Ogni giorno Istat, centri di ricerca e organizzazioni internazionali ci forniscono dati e statistiche sui fenomeni più svariati di attualità.

Capita spesso di perdersi in mezzo a montagne di dati. Ma qualche accorgimento può evitare di influenzare dai tagli soggettivi dei media.

Un primo passo consiste nel fare attenzione a distinguere dati assoluti e dati relativi. Le statistiche sugli aiuti allo sviluppo ne sono un esempio.

Gli Stati Uniti vengono spesso descritti come un modello per la comunità internazionale: con 31,55 miliardi di dollari all’anno, sono i maggiori donatori di aiuti allo sviluppo.

Tuttavia, in termini relativi, la generosità americana si rivela poca cosa in confronto agli altri stati europei. Gli Usa donano solo lo 0,19 per cento della loro ricchezza prodotta, mentre Norvegia, Danimarca e Lussemburgo superano l’1 per cento.

Tra tutti i Paesi occidentali, gli Stati Uniti sono la nazione che contribuisce maggiormente in termini assoluti, ma tra i più avari in termini relativi.

Un secondo tipo di manipolazione può avere luogo attraverso la lettura di dati parziali assunti come totali, come testimoniano le elezioni politiche italiane del 2013.

Il Movimento 5 Stelle ha spesso affermato di essere “il primo partito in Italia” con 8.689.458 voti, contro i 8.644.523 del Partito Democratico.

Ma i dati completi – che sommano ai dati delle regioni italiane i voti esteri, che non si vede perché dovrebbero essere estromessi dal conto – fanno del Pd il primo partito con 8.932.615 voti contro gli 8.784.499 del M5S.

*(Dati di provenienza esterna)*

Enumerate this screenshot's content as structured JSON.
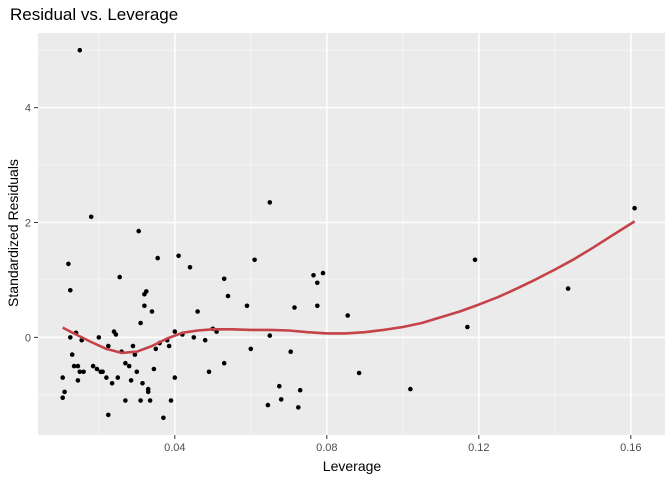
{
  "chart_data": {
    "type": "scatter",
    "title": "Residual vs. Leverage",
    "xlabel": "Leverage",
    "ylabel": "Standardized Residuals",
    "xlim": [
      0.004,
      0.169
    ],
    "ylim": [
      -1.7,
      5.3
    ],
    "x_ticks": [
      {
        "value": 0.04,
        "label": "0.04"
      },
      {
        "value": 0.08,
        "label": "0.08"
      },
      {
        "value": 0.12,
        "label": "0.12"
      },
      {
        "value": 0.16,
        "label": "0.16"
      }
    ],
    "x_minor_ticks": [
      0.02,
      0.06,
      0.1,
      0.14
    ],
    "y_ticks": [
      {
        "value": 0,
        "label": "0"
      },
      {
        "value": 2,
        "label": "2"
      },
      {
        "value": 4,
        "label": "4"
      }
    ],
    "y_minor_ticks": [
      -1,
      1,
      3,
      5
    ],
    "grid": true,
    "colors": {
      "panel_background": "#ebebeb",
      "grid_major": "#ffffff",
      "grid_minor": "#f5f5f5",
      "points": "#000000",
      "smooth_line": "#c44248",
      "tick": "#333333"
    },
    "points": [
      [
        0.015,
        5.0
      ],
      [
        0.0105,
        -0.7
      ],
      [
        0.0105,
        -1.05
      ],
      [
        0.011,
        -0.95
      ],
      [
        0.012,
        1.28
      ],
      [
        0.0125,
        0.82
      ],
      [
        0.0125,
        0.0
      ],
      [
        0.013,
        -0.3
      ],
      [
        0.0135,
        -0.5
      ],
      [
        0.014,
        0.08
      ],
      [
        0.0145,
        -0.5
      ],
      [
        0.0145,
        -0.75
      ],
      [
        0.015,
        -0.6
      ],
      [
        0.0155,
        -0.05
      ],
      [
        0.016,
        -0.6
      ],
      [
        0.018,
        2.1
      ],
      [
        0.0185,
        -0.5
      ],
      [
        0.0195,
        -0.55
      ],
      [
        0.02,
        0.0
      ],
      [
        0.0205,
        -0.6
      ],
      [
        0.021,
        -0.6
      ],
      [
        0.022,
        -0.7
      ],
      [
        0.0225,
        -1.35
      ],
      [
        0.0225,
        -0.15
      ],
      [
        0.0235,
        -0.8
      ],
      [
        0.024,
        0.1
      ],
      [
        0.0245,
        0.05
      ],
      [
        0.025,
        -0.7
      ],
      [
        0.0255,
        1.05
      ],
      [
        0.026,
        -0.25
      ],
      [
        0.027,
        -0.45
      ],
      [
        0.027,
        -1.1
      ],
      [
        0.028,
        -0.5
      ],
      [
        0.0285,
        -0.75
      ],
      [
        0.029,
        -0.15
      ],
      [
        0.0295,
        -0.3
      ],
      [
        0.03,
        -0.6
      ],
      [
        0.0305,
        1.85
      ],
      [
        0.031,
        0.25
      ],
      [
        0.031,
        -1.1
      ],
      [
        0.0315,
        -0.8
      ],
      [
        0.032,
        0.75
      ],
      [
        0.032,
        0.55
      ],
      [
        0.0325,
        0.8
      ],
      [
        0.033,
        -0.9
      ],
      [
        0.033,
        -0.95
      ],
      [
        0.0335,
        -1.1
      ],
      [
        0.034,
        0.45
      ],
      [
        0.0345,
        -0.55
      ],
      [
        0.035,
        -0.2
      ],
      [
        0.0355,
        1.38
      ],
      [
        0.036,
        -0.1
      ],
      [
        0.037,
        -1.4
      ],
      [
        0.038,
        -0.05
      ],
      [
        0.0385,
        -0.15
      ],
      [
        0.039,
        -1.1
      ],
      [
        0.04,
        0.1
      ],
      [
        0.04,
        -0.7
      ],
      [
        0.041,
        1.42
      ],
      [
        0.042,
        0.05
      ],
      [
        0.044,
        1.22
      ],
      [
        0.045,
        0.0
      ],
      [
        0.046,
        0.45
      ],
      [
        0.048,
        -0.05
      ],
      [
        0.049,
        -0.6
      ],
      [
        0.05,
        0.15
      ],
      [
        0.051,
        0.1
      ],
      [
        0.053,
        -0.45
      ],
      [
        0.053,
        1.02
      ],
      [
        0.054,
        0.72
      ],
      [
        0.059,
        0.55
      ],
      [
        0.06,
        -0.2
      ],
      [
        0.061,
        1.35
      ],
      [
        0.0645,
        -1.18
      ],
      [
        0.065,
        2.35
      ],
      [
        0.065,
        0.03
      ],
      [
        0.0675,
        -0.85
      ],
      [
        0.068,
        -1.08
      ],
      [
        0.0705,
        -0.25
      ],
      [
        0.0715,
        0.52
      ],
      [
        0.0725,
        -1.22
      ],
      [
        0.073,
        -0.92
      ],
      [
        0.0765,
        1.08
      ],
      [
        0.0775,
        0.95
      ],
      [
        0.0775,
        0.55
      ],
      [
        0.079,
        1.12
      ],
      [
        0.0855,
        0.38
      ],
      [
        0.0885,
        -0.62
      ],
      [
        0.102,
        -0.9
      ],
      [
        0.117,
        0.18
      ],
      [
        0.119,
        1.35
      ],
      [
        0.1435,
        0.85
      ],
      [
        0.161,
        2.25
      ]
    ],
    "smooth": [
      [
        0.0105,
        0.17
      ],
      [
        0.014,
        0.05
      ],
      [
        0.018,
        -0.08
      ],
      [
        0.022,
        -0.2
      ],
      [
        0.026,
        -0.27
      ],
      [
        0.03,
        -0.25
      ],
      [
        0.034,
        -0.15
      ],
      [
        0.038,
        -0.02
      ],
      [
        0.042,
        0.08
      ],
      [
        0.046,
        0.12
      ],
      [
        0.05,
        0.14
      ],
      [
        0.055,
        0.14
      ],
      [
        0.06,
        0.13
      ],
      [
        0.065,
        0.13
      ],
      [
        0.07,
        0.12
      ],
      [
        0.075,
        0.09
      ],
      [
        0.08,
        0.07
      ],
      [
        0.085,
        0.07
      ],
      [
        0.09,
        0.09
      ],
      [
        0.095,
        0.13
      ],
      [
        0.1,
        0.18
      ],
      [
        0.105,
        0.25
      ],
      [
        0.11,
        0.35
      ],
      [
        0.115,
        0.45
      ],
      [
        0.12,
        0.57
      ],
      [
        0.125,
        0.7
      ],
      [
        0.13,
        0.85
      ],
      [
        0.135,
        1.01
      ],
      [
        0.14,
        1.18
      ],
      [
        0.145,
        1.36
      ],
      [
        0.15,
        1.56
      ],
      [
        0.155,
        1.77
      ],
      [
        0.161,
        2.02
      ]
    ]
  }
}
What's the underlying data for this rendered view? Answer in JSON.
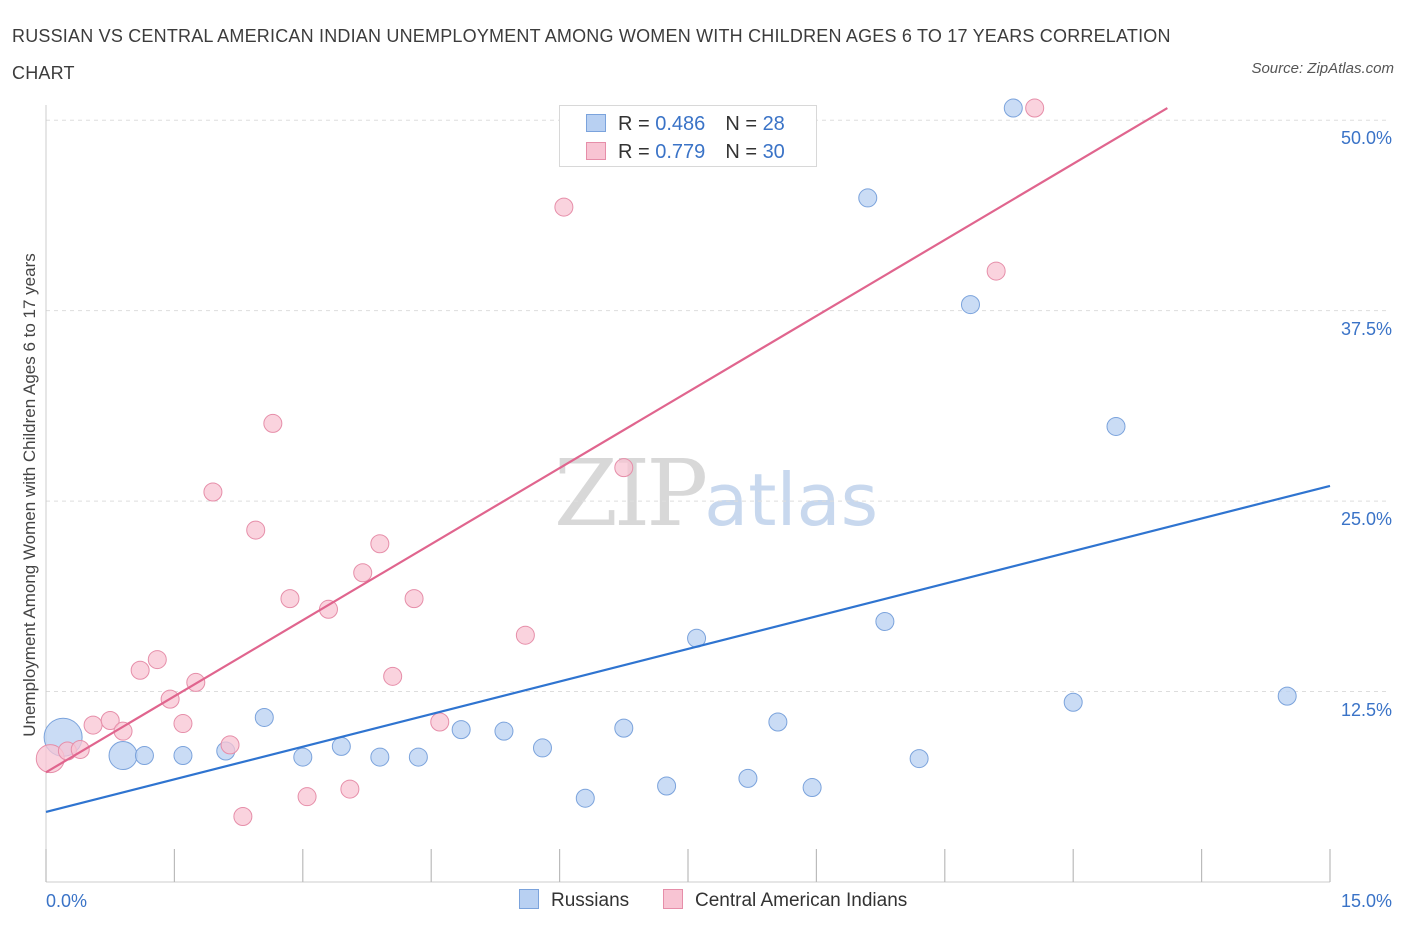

Una terza fonte di confusione in termini di lettura di dati consiste nel denunciare un nesso causale tra due fenomeni distinti avendo come unica prova la loro correlazione statistica.

Se all’aumentare o diminuire di un primo fenomeno, un secondo fenomeno presenta modifiche speculari, allora i due vengono presentati come connessi. In realtà non è così semplice.

Tyler Vigen, dottorando ad Harvard, ha pubblicato uno studio su una serie di fenomeni evidentemente non in relazione tra loro ma che presentano altissimi tassi di correlazione.

Osservando i dati, Tyler mostra come tra il tasso di divorzi nello stato americano del Maine e il consumo statunitense di margarina esista una corrispondenza del 99 per cento, e come tra la produzione americana di miele e gli arresti di giovani per possesso di marijuana ci sia un tasso di simmetria del 93 per cento.

Tuttavia è chiaro che tra questi fenomeni non sussista alcun rapporto di causa-effetto.

Ad ogni modo, pur prestando attenzione, il grande pubblico rimane in buona parte dipendente dalla selezione di notizie raccolta dagli organi di stampa. Può ad esempio capitare che, a fronte di una diminuzione della frequenza di un dato evento, le ore dedicate dai telegiornali anziché ridursi, aumentino.

Nel documentario Bowling for Columbine, Michael Moore, chiedendosi da dove derivi la percezione di paura e vulnerabilità che spinge milioni di americani ad avere un’arma da fuoco in casa, afferma che negli ultimi anni a fronte di una diminuzione del 20 per cento di omicidi in America, la copertura mediatica di questi stessi omicidi è salita del 600 per cento.